The CRB commodities index also resumed the whole fall from 370.70 and reached as low as 326.88 last week. Crude oil breached 90 level and remained weak. Meanwhile, gold is back pressing 1500 level and should have reversed the near term trend. Broad based weakness in commodities should send the CRB index through 323.54 retracement level, possibly to 100% projection of 370.7 to 332.92 from 352.05 at 314. And the development should also provide support to dollar.
However, the tricky part of intermarket outlook is that dollar index is not having decisive strength yet as it's still kept below 76.36 resistance and doesn't sustain above medium term falling trend line from 88.70 yet. We'll continue to stay neutral. Note that break of 76.36 resistance should confirm medium term reversal on bullish convergence condition in daily MACD. And, in such case, we should see further rally in the dollar index through 77.17 projection target and possibly to 38.2% retracement of 88.70 to 72.69 at 78.80 at least.
So far, EUR/USD has been holding firmly above 1.4 level in spite of all the volatile price actions. And that's the major factor that's restricting dollar index's rise. On the other hand, if the above risk-off movements realize, swiss franc will likely continue to be the main beneficiary. GBP/CHF made another record low at 1.3271 last week and the downtrend is accelerating as seen in the falling, negative, weekly MACD. Near term outlook remains bearish as long as 1.3614 resistance holds and the down trend should extend to next medium term target of 61.8% projection of 2.4965 to 1.5112 from 1.8113 at 1.2024.
The Week Ahead
Greece's parliamentary vote on the austerity measures will definitely be a major focus of the week. In addition, as markets are clearly in a risk-off mode currently, much volatility would be triggered by the growth data this week, in particular the PMI data from China, Swiss, UK and the US ISM manufacturing. Another key event would be UK inflation report hearings where analysts would scrutinize the words from BoE policy makes to affirm the view that the bank would stand pat for the rest of this year.

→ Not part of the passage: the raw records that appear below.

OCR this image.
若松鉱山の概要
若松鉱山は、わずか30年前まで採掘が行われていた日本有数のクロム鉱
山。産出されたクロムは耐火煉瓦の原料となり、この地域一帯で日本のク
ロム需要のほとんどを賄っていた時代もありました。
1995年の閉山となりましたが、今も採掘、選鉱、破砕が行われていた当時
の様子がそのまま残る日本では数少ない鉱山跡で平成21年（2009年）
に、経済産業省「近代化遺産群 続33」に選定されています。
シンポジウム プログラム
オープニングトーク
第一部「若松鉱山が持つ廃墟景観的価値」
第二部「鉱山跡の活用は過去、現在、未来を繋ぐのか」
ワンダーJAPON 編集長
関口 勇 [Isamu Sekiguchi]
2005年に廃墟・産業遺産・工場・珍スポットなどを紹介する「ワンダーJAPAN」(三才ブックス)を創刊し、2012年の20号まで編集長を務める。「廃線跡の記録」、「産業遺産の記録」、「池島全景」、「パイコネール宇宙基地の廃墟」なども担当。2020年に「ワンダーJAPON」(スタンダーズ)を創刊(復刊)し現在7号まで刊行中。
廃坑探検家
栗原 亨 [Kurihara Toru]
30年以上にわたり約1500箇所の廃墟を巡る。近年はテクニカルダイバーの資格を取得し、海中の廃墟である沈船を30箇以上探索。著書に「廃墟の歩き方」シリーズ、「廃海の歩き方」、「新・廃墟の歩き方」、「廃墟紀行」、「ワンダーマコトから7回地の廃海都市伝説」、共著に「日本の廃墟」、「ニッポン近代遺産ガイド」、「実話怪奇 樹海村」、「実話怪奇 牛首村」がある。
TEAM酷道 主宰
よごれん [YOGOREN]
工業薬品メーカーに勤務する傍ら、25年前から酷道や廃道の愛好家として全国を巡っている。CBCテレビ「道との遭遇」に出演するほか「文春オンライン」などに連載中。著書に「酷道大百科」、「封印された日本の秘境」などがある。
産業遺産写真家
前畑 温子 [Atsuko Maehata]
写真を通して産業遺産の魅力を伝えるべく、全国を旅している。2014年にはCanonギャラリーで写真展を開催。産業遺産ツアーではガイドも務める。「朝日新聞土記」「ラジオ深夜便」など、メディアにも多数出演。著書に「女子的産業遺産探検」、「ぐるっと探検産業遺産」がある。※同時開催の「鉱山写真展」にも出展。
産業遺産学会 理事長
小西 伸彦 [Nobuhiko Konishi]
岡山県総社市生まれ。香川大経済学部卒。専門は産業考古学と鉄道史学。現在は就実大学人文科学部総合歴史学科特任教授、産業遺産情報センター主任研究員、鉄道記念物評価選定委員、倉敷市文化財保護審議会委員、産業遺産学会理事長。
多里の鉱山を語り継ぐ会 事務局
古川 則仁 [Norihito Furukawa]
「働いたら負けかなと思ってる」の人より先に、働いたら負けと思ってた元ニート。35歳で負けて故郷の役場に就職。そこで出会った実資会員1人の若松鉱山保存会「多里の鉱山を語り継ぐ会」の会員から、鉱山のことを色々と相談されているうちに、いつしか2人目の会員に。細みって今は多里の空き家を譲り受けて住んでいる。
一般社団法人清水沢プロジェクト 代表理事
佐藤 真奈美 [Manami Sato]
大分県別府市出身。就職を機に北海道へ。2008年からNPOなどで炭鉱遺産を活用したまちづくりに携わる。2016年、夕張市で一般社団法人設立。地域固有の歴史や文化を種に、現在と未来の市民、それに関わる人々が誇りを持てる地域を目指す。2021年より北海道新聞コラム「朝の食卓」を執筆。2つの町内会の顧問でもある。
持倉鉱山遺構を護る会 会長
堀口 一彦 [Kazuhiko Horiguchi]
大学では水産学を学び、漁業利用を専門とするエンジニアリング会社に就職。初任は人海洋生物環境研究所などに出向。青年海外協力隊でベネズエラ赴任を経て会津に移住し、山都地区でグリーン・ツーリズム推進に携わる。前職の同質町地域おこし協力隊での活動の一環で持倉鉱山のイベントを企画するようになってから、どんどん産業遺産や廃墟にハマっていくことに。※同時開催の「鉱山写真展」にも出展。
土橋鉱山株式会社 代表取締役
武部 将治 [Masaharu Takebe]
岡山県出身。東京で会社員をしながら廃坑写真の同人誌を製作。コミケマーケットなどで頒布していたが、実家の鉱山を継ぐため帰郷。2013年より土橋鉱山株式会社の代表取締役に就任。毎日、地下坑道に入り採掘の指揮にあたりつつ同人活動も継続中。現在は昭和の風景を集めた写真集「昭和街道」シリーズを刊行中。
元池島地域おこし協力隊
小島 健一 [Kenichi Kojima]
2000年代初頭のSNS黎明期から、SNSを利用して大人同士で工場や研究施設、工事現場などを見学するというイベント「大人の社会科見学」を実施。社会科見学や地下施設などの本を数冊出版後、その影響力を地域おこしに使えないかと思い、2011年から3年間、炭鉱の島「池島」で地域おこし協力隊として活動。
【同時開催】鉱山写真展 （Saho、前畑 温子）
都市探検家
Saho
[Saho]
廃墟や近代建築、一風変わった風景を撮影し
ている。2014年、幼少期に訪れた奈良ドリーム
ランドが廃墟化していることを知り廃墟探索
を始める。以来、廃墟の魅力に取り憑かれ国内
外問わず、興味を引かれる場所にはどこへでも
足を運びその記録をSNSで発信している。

- Monday: New Zealand trade balance; US personal spending and income
- Tuesday: Japan retail sales; Swiss UBS consumption indicator; German Gfk consumer sentiment, Prelim CPI; UK current account; GDP final, inflation report hearings; US S&P Case-Shiller house price; consumer confidence
- Wednesday: Japan industrial production; Swiss KOF leading indicator; Canadian CPI; US pending home sales;
- Thursday:UK nationwide house price; German unemployment, Eurozone M3, CPI flash; Canada GDP; US jobless claims, Chicago PMI
- Friday: Japan CPI, quarterly tank an; China PMI; Swiss SVME PMI; UK PMI manufacturing; Eurozone unemployment; US ISM manufacturing
EUR/CHF Weekly Outlook
EUR/CHF dropped to new record low at 1.1802 last week and met mentioned target of 100% projection of 1.3833 to 1.2399 from 1.3243 at 1.1809. Initial bias remains on the downside this week and sustained trading below 1.18 should pave the way to long term projection target at 1.1516. On the upside, above 1.1968 minor resistance will turn bias neutral and bring consolidations. But sustained trading above near term falling channel (now at 1.2103) is needed to be the first signal of short term bottoming or we'll stay bearish.
In the bigger picture, whole down trend from 1.6827 (2007 high) is still in progress and in any case, medium term outlook will remain bearish as long as 1.3243 resistance holds. The current down trend should now target 138.2% projection of 1.8234 to 1.4391 from 1.6827 at 1.1516.
In the long term picture, fall from 1.6827 should be resuming whole down trend from 1993 high of 1.8234. The is some side of re-acceleration as seen in weekly MACD and break of 138.2% projection of 1.8234 to 1.4391 from 1.6827 at 1.1516 will target 161.8% projection at 1.0609.